A concessionária informou que está cooperando com toda a investigação e que, por questões de segurança, interrompeu o fornecimento de energia em ruas da região. Ainda de acordo com a Civil, envolvidos e testemunhas prestarão depoimentos, e a investigação segue em andamento para apurar as circunstâncias do incêndio.
Nesta sexta-feira (14), a equipe de reportagem de O DIA registrou a presença de agentes da concessionária no local. Ao ser questionada, a empresa não esclareceu a finalidade da ação.
Entre as agremiações prejudicadas estão o Império Serrano, a Unidos da Ponte e Unidos de Bangu. Segundo as escolas, toda a produção das fantasias para o carnaval 2025 se encontrava na fábrica.
O Ministério Público do Trabalho (MPT) também instaurou um inquérito para investigar as condições de trabalho dos funcionários. Testemunhas disseram que havia trabalhadores que dormiam no local, inclusive adolescentes.
A empresa será notificada para prestar esclarecimentos acerca dos fatos noticiados e deverá apresentar documentos, como: atos constitutivos ou o estatuto social com a última alteração; o Programa de Gerenciamento de Riscos (PGR) atual; Alvará de Plano de Prevenção e Proteção Contra Incêndios (PPCI); e Ficha de Informações de Segurança de Produtos Químicos (FISPQ) dos produtos químicos utilizados.

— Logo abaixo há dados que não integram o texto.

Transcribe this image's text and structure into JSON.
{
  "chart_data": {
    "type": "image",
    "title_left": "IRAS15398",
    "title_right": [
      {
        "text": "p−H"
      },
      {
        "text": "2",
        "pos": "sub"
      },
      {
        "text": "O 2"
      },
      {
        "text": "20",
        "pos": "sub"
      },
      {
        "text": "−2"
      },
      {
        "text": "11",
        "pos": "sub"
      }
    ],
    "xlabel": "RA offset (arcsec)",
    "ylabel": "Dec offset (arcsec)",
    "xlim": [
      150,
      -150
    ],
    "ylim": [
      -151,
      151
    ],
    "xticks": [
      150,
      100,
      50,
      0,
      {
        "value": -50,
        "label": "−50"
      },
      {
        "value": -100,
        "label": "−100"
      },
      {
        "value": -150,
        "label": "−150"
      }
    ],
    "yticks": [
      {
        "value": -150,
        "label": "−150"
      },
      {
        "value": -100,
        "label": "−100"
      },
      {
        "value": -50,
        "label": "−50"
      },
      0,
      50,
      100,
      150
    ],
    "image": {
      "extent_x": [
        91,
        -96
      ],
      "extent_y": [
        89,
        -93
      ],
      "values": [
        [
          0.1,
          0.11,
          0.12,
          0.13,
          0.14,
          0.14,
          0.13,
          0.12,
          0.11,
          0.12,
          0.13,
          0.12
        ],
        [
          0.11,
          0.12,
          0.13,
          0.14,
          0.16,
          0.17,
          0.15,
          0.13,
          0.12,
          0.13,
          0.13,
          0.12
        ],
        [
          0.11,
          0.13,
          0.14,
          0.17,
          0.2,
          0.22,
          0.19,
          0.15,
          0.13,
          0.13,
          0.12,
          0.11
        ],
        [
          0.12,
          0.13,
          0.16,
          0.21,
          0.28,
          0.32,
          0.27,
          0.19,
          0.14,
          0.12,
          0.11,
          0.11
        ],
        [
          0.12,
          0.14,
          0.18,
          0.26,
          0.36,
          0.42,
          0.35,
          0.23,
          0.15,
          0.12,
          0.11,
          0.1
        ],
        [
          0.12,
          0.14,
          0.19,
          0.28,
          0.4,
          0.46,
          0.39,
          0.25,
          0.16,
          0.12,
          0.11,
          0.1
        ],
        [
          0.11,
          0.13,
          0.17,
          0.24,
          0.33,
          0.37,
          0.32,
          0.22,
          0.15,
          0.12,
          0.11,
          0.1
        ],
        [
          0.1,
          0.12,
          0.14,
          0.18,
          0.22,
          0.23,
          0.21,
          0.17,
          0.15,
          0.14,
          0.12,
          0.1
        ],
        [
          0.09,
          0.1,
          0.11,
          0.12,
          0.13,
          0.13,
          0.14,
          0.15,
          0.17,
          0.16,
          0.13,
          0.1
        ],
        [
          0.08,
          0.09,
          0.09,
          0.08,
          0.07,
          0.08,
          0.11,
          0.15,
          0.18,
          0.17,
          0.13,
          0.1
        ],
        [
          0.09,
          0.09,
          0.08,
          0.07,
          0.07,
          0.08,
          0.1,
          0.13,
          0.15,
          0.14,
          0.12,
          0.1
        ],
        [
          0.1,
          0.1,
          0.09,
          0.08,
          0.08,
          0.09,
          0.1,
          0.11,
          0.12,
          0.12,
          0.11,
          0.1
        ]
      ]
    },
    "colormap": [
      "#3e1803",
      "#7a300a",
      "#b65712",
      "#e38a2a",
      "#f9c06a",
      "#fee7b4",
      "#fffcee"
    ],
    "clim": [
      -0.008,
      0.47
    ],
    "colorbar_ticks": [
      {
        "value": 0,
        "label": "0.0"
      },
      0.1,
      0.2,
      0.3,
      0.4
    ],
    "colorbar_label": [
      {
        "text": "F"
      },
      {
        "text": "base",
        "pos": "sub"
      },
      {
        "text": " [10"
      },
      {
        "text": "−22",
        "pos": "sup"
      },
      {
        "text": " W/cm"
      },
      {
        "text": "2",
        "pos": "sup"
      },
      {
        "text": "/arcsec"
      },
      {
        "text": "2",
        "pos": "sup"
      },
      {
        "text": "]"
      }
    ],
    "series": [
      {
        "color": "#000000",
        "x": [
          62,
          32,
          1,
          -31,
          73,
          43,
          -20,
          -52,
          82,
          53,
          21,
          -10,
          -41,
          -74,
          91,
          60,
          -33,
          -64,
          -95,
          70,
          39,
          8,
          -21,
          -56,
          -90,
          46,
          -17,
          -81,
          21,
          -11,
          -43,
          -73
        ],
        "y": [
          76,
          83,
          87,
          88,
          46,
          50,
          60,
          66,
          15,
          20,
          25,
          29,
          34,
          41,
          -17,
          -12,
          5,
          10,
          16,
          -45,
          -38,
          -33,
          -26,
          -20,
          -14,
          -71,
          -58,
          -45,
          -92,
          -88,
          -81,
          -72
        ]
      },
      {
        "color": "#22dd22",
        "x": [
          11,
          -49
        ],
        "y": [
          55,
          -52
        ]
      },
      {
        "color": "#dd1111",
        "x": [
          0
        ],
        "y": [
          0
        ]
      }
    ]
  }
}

Também deverá apresentar a relação de empregados, com nomes, idades, datas de admissão e funções, indicando quais estavam trabalhando no momento do incêndio; relação de empregados que ficaram feridos no incêndio, informando a condição de saúde de cada uma delas; e as medidas adotadas para prestar a assistência a cada um dos trabalhadores vítimas do incêndio.
Ainda segundo o MPT, as escolas de samba Império Serrano, Unidos da Ponte e Unidos de Bangu também deverão informar e comprovar as medidas adotadas para prestar a assistência a cada um dos trabalhadores vítimas do incêndio e apresentar os contratos mantidos com a empresa Maximus, bem como os documentos exigidos para a contratação.
Para o procurador responsável pelo caso, Artur de Azambuja Rodrigues, "os fatos denunciados, em tese, configuram lesão a interesses coletivos e indisponíveis dos trabalhadores, tendo em vista a ocorrência de incêndio grave, com 21 trabalhadores feridos, que deve ser investigado, dentro das atribuições do Ministério Público do Trabalho".